Kendati demikian, bukan berarti seorang anak boleh melakukan penolakan secara kasar dan serampangan sehingga dapat menyakiti perasaan orang tua. Sebaiknya penolakan perjodohan dimulai dari obrolan hati ke hati antara anak dan orang tua agar dapat dipahami bersama alasan kenapa penolakan tersebut terjadi. Melalui langkah ini diharapkan orang tua dapat berbesar hati karena anaknya telah menolak.
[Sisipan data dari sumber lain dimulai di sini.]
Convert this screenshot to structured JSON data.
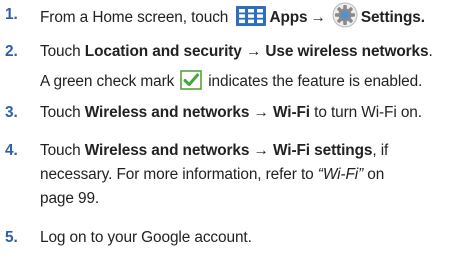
{
  "steps": [
    {
      "number": "1.",
      "parts": {
        "pre": "From a Home screen, touch",
        "apps": "Apps",
        "arrow": "→",
        "settings": "Settings."
      },
      "icons": [
        "apps-grid-icon",
        "settings-gear-icon"
      ]
    },
    {
      "number": "2.",
      "parts": {
        "pre": "Touch",
        "menu1": "Location and security",
        "arrow": "→",
        "menu2": "Use wireless networks",
        "post": "."
      },
      "note": {
        "pre": "A green check mark",
        "post": "indicates the feature is enabled."
      },
      "icons": [
        "green-check-icon"
      ]
    },
    {
      "number": "3.",
      "parts": {
        "pre": "Touch",
        "menu1": "Wireless and networks",
        "arrow": "→",
        "menu2": "Wi-Fi",
        "post": "to turn Wi-Fi on."
      }
    },
    {
      "number": "4.",
      "parts": {
        "pre": "Touch",
        "menu1": "Wireless and networks",
        "arrow": "→",
        "menu2": "Wi-Fi settings",
        "post": ", if"
      },
      "line2": {
        "pre": "necessary. For more information, refer to",
        "ref": "“Wi-Fi”",
        "post": "on"
      },
      "line3": "page 99."
    },
    {
      "number": "5.",
      "text": "Log on to your Google account."
    }
  ],
  "colors": {
    "step_number": "#2f5fa6",
    "apps_icon": "#2d6fbe",
    "check_border": "#54a33a",
    "check_mark": "#3ea83a"
  }
}
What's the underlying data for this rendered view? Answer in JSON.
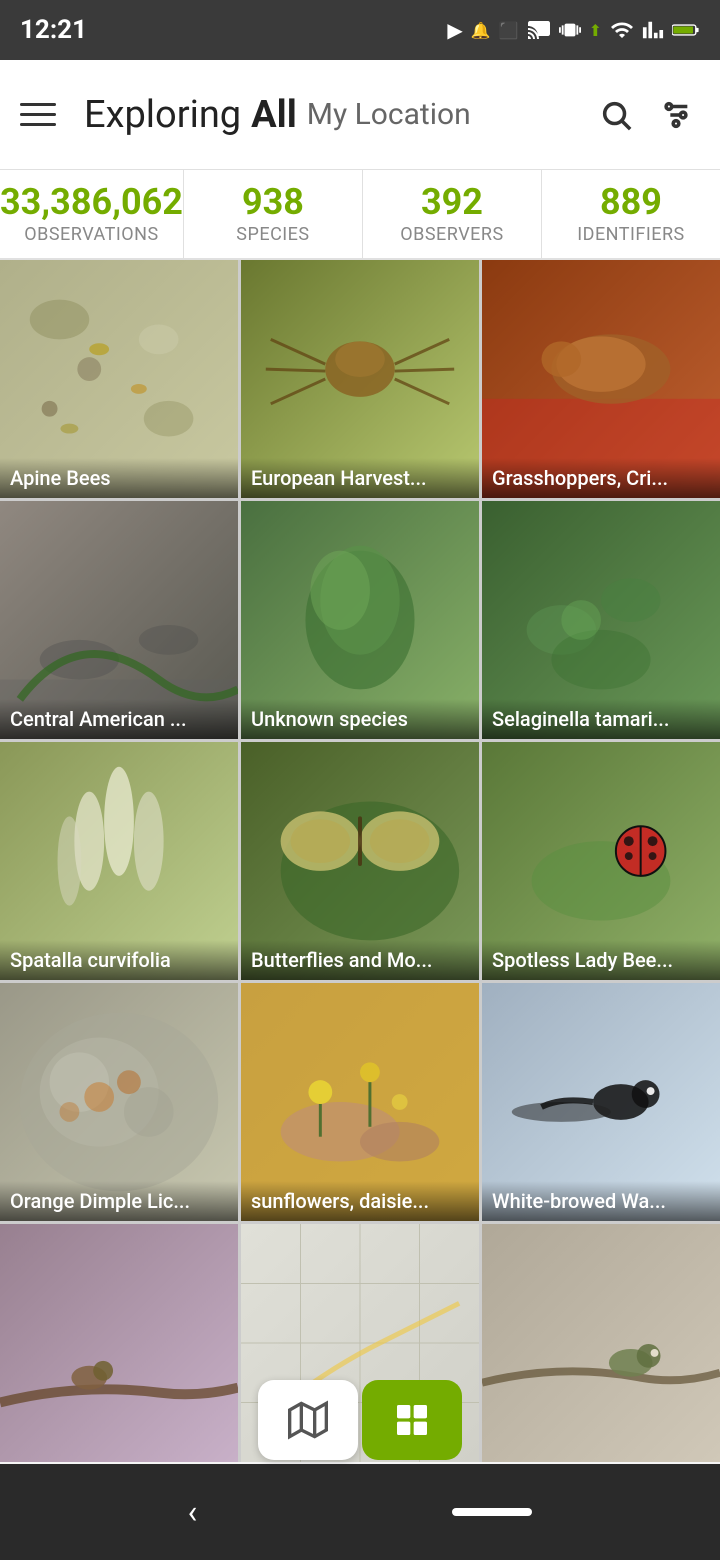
{
  "statusBar": {
    "time": "12:21",
    "icons": [
      "play",
      "notification",
      "screenshot",
      "cast",
      "vibrate",
      "signal",
      "wifi",
      "network",
      "battery"
    ]
  },
  "header": {
    "title_exploring": "Exploring",
    "title_all": "All",
    "title_location": "My Location",
    "menu_label": "Menu",
    "search_label": "Search",
    "filter_label": "Filter"
  },
  "stats": [
    {
      "value": "33,386,062",
      "label": "OBSERVATIONS"
    },
    {
      "value": "938",
      "label": "SPECIES"
    },
    {
      "value": "392",
      "label": "OBSERVERS"
    },
    {
      "value": "889",
      "label": "IDENTIFIERS"
    }
  ],
  "grid": [
    {
      "label": "Apine Bees",
      "bg": "bees"
    },
    {
      "label": "European Harvest...",
      "bg": "spider"
    },
    {
      "label": "Grasshoppers, Cri...",
      "bg": "grasshopper"
    },
    {
      "label": "Central American ...",
      "bg": "central"
    },
    {
      "label": "Unknown species",
      "bg": "unknown"
    },
    {
      "label": "Selaginella tamari...",
      "bg": "selaginella"
    },
    {
      "label": "Spatalla curvifolia",
      "bg": "spatalla"
    },
    {
      "label": "Butterflies and Mo...",
      "bg": "butterflies"
    },
    {
      "label": "Spotless Lady Bee...",
      "bg": "ladybee"
    },
    {
      "label": "Orange Dimple Lic...",
      "bg": "lichen"
    },
    {
      "label": "sunflowers, daisie...",
      "bg": "sunflowers"
    },
    {
      "label": "White-browed Wa...",
      "bg": "wagtail"
    },
    {
      "label": "",
      "bg": "bird1"
    },
    {
      "label": "",
      "bg": "map"
    },
    {
      "label": "",
      "bg": "bird2"
    }
  ],
  "toolbar": {
    "map_label": "Map view",
    "grid_label": "Grid view"
  }
}
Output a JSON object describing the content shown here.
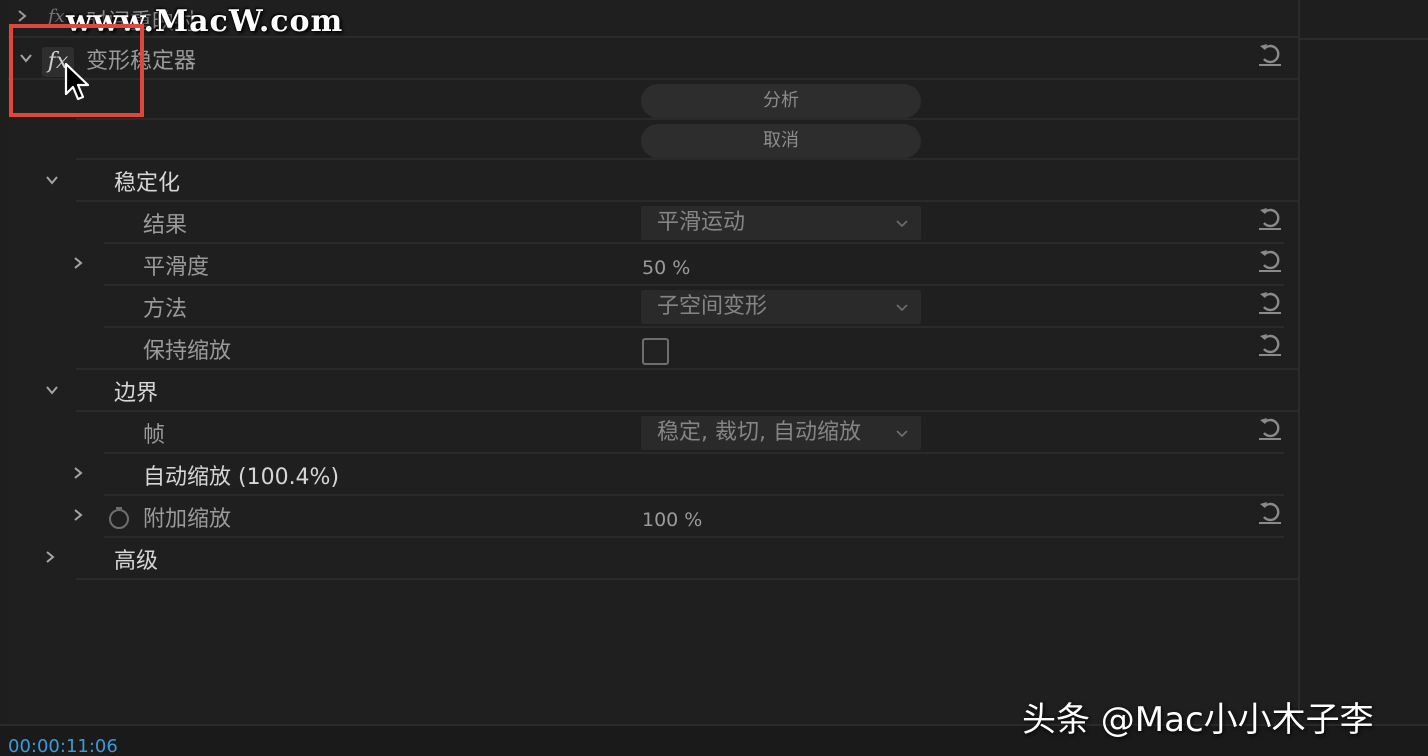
{
  "watermark": "www.MacW.com",
  "effect_above": {
    "label": "时间重映射"
  },
  "effect": {
    "fx_glyph": "fx",
    "name": "变形稳定器",
    "analyze_button": "分析",
    "cancel_button": "取消"
  },
  "stabilization": {
    "group_label": "稳定化",
    "result_label": "结果",
    "result_value": "平滑运动",
    "smoothness_label": "平滑度",
    "smoothness_value": "50 %",
    "method_label": "方法",
    "method_value": "子空间变形",
    "preserve_scale_label": "保持缩放",
    "preserve_scale_checked": false
  },
  "borders": {
    "group_label": "边界",
    "framing_label": "帧",
    "framing_value": "稳定, 裁切, 自动缩放",
    "auto_scale_label": "自动缩放 (100.4%)",
    "additional_scale_label": "附加缩放",
    "additional_scale_value": "100 %"
  },
  "advanced": {
    "group_label": "高级"
  },
  "footer": {
    "timecode": "00:00:11:06",
    "credit": "头条 @Mac小小木子李"
  },
  "colors": {
    "highlight": "#e0473b",
    "timecode": "#3a9ad9",
    "panel_bg": "#1f1f1f"
  },
  "icons": {
    "collapse": "chevron-down-icon",
    "expand": "chevron-right-icon",
    "reset": "reset-icon",
    "stopwatch": "stopwatch-icon",
    "cursor": "mouse-pointer-icon"
  }
}
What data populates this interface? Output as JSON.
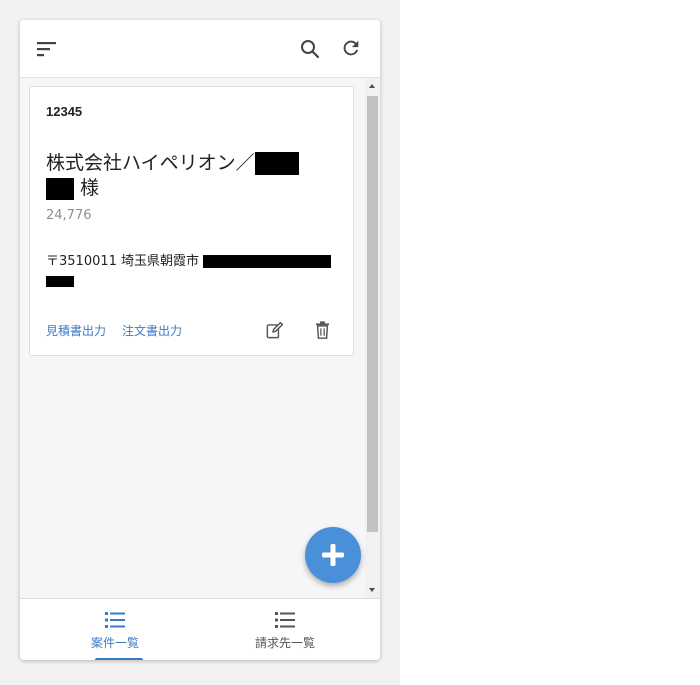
{
  "header": {
    "menu_icon": "sort-menu-icon",
    "search_icon": "search-icon",
    "refresh_icon": "refresh-icon"
  },
  "card": {
    "case_number": "12345",
    "customer_name_prefix": "株式会社ハイペリオン／",
    "customer_suffix": "様",
    "amount": "24,776",
    "address_prefix": "〒3510011 埼玉県朝霞市",
    "actions": {
      "estimate_label": "見積書出力",
      "order_label": "注文書出力"
    },
    "edit_icon": "edit-icon",
    "delete_icon": "delete-icon"
  },
  "fab": {
    "icon": "plus-icon"
  },
  "bottom_nav": {
    "items": [
      {
        "label": "案件一覧",
        "icon": "list-icon",
        "active": true
      },
      {
        "label": "請求先一覧",
        "icon": "list-icon",
        "active": false
      }
    ]
  },
  "colors": {
    "accent": "#3a7bc8",
    "fab": "#4a90d9",
    "redaction": "#000000"
  }
}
Adapun jika orang tua tetap bersikukuh dengan pendapatnya dan sang anak juga tetap tidak ingin menerima perjodohan tersebut, maka solusi terbaiknya adalah dengan mencari penengah yang mampu mendamaikan keduanya. Untuk sampai ke tahap kesepahaman ini, diperlukan kedewasaan sikap baik oleh orang tua maupun anak.
Penting untuk diingat, walaupun terdapat perbedaan pendapat antara anak dan orang tua, keduanya tetap harus saling berbuat baik satu sama lain walaupun berbeda agama sebagaimana Nabi Muhammad Saw. Anak harus berbuat baik kepada orang tua selama tidak bertentangan dengan syariat, begitu pula sebaliknya, orang tua harus menjaga anak sebagai wujud tanggung jawab kepada Allah Swt. Wallahu a’lam.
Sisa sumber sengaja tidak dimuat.